La ville fait donc face à une pénurie de fournitures médicales fatale pour les blessés : « Les brûlures entraînent une insuffisance rénale aiguë qui doit normalement être traitée par l’usage de divers sérums, mais nous n’avons rien à Douma », poursuit Hassan. « On fabrique nos propres médicaments, mais ils sont de très mauvaise qualité et il n’y a aucune stérilisation quand on soigne les blessés. »

« Comment sauver des vies sans médicaments ? » se désespère Ahmad, le médecin. « On a dû venir en aide aux victimes qui se trouvaient dans un immeuble de quatre étages qui s’est effondré après un raid du régime. » Le médecin décrit avoir été « hystérique » devant son impuissance : « On a essayé de faire notre possible pour sauver des vies, mais on est arrivé à un point où on ne peut plus rien faire », regrette-t-il. « Il y avait plus de dix personnes brûlées au troisième degré, dont trois enfants et plusieurs cas d’amputation aussi. »

L’organisation Médecins sans frontières, qui soutient des cliniques dans la Ghouta orientale, dénonce ces attaques. « Le nombre de patients soignés dans les hôpitaux qu’on supporte est arrivé à saturation », a expliqué à l’Agence France-Presse le directeur des opérations de MSF Bart Janssens.
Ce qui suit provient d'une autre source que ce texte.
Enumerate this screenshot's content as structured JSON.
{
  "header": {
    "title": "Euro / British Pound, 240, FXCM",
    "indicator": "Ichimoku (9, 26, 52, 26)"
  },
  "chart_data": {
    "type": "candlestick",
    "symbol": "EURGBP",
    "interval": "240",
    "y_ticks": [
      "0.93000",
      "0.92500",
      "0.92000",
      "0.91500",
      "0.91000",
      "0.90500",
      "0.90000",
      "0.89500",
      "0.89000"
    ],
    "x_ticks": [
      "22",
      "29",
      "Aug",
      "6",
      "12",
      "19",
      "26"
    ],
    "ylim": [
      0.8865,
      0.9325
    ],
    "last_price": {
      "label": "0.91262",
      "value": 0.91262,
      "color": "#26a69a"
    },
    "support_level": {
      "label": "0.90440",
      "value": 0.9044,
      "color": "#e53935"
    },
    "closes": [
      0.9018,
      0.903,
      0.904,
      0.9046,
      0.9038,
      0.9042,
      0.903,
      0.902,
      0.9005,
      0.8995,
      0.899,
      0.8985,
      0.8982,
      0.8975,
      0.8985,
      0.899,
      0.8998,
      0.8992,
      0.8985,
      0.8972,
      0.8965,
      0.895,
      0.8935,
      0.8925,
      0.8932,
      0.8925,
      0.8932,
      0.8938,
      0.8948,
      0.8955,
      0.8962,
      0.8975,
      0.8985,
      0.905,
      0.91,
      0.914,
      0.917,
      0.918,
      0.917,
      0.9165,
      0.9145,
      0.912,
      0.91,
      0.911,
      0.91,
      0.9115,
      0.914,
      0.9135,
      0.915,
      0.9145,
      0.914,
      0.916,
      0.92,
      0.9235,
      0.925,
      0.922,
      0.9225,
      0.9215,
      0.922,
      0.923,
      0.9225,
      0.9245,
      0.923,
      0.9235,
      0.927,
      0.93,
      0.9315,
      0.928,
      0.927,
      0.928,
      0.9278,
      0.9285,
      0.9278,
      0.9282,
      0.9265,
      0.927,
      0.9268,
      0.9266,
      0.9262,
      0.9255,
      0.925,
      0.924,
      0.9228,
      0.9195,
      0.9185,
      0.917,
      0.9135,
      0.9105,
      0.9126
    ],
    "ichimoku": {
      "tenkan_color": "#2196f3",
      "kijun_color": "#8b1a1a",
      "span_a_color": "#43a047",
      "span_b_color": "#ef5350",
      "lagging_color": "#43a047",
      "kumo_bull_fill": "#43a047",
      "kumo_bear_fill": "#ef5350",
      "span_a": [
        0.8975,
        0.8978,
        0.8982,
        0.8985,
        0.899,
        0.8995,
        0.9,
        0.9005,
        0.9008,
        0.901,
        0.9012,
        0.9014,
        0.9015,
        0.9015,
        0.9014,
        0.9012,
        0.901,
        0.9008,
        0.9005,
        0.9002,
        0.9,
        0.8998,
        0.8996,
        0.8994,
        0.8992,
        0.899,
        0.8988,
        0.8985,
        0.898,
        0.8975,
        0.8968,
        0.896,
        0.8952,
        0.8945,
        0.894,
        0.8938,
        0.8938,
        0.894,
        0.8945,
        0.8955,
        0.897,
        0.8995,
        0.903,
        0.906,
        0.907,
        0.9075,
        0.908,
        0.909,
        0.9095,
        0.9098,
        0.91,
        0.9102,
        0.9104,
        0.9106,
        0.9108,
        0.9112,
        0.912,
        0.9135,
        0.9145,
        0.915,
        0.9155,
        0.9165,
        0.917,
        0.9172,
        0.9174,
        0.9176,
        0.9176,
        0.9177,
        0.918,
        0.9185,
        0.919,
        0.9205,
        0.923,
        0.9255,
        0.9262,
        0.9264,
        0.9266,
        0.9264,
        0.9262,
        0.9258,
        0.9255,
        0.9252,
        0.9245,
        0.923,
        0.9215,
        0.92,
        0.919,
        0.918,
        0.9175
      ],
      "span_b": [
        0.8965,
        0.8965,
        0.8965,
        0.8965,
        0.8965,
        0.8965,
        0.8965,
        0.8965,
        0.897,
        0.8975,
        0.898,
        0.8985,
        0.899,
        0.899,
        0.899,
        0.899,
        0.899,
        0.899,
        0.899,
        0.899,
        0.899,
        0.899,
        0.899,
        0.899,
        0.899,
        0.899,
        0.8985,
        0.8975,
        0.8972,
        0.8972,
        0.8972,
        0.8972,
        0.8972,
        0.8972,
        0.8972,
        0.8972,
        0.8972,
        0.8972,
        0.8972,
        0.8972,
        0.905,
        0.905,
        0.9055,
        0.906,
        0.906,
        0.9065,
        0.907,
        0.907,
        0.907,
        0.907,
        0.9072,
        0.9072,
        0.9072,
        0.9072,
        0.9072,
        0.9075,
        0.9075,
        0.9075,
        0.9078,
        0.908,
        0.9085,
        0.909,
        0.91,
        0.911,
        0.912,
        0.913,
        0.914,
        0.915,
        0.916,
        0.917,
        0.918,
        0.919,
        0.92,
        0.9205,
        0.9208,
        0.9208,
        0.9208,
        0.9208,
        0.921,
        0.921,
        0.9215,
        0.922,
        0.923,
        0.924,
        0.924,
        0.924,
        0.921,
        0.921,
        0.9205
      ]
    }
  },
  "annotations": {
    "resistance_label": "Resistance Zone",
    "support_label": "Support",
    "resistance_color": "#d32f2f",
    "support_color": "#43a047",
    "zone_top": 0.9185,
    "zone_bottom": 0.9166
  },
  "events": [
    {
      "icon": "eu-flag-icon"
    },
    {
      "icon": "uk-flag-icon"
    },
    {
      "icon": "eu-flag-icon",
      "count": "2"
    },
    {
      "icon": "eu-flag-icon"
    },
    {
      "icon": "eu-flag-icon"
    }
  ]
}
L’ONG précise que deux des structures qu’elle soutient ont été bombardées le 5 février. « Parmi les victimes se trouvent beaucoup de femmes et d’enfants », regrette Hassan. « Le régime dit viser l’Armée de l’Islam, qui est le groupe rebelle le plus fort à Douma, mais en fait il tue des enfants ! »

Divisions

L’offensive de l’armée syrienne sur Douma a été lancée après que le groupe rebelle salafiste de l’Armée de l’Islam a attaqué le centre de Damas avec des obus et roquettes le 5 février dernier. Une dizaine de civils sont morts dans cette opération. Deux jours plus tôt, leur chef, Zahran Allouch, avait prévenu qu’il riposterait aux bombardements du régime sur Douma : depuis le début de l’année, toute la région de la Ghouta orientale subit en effet des attaques aériennes aussi intenses qu’aléatoires.

Selon le VDC, 150 civils avaient déjà péri dans les bombardements du régime en janvier 2015, dont 60 à Douma. « Au final, l’attaque de l’Armée de l’Islam sur Damas a engendré des représailles dont sont victimes les civils », constate Hassan devant la détermination de l’armée syrienne à écraser toute velléité des rebelles. Très divisés sur le terrain, leur action ne fait pas l’unanimité. L’Armée de l’Islam s’oppose en effet régulièrement à d’autres groupes armés pour le contrôle de la ville. Son chef est aussi soupçonné d’être responsable de la disparition de l’avocate et militante des droits de l’homme Razan Zaitouneh, fondatrice du VDC, ainsi que de trois autres activistes. Enlevés par des hommes armés en décembre 2013, ils sont toujours portés disparus.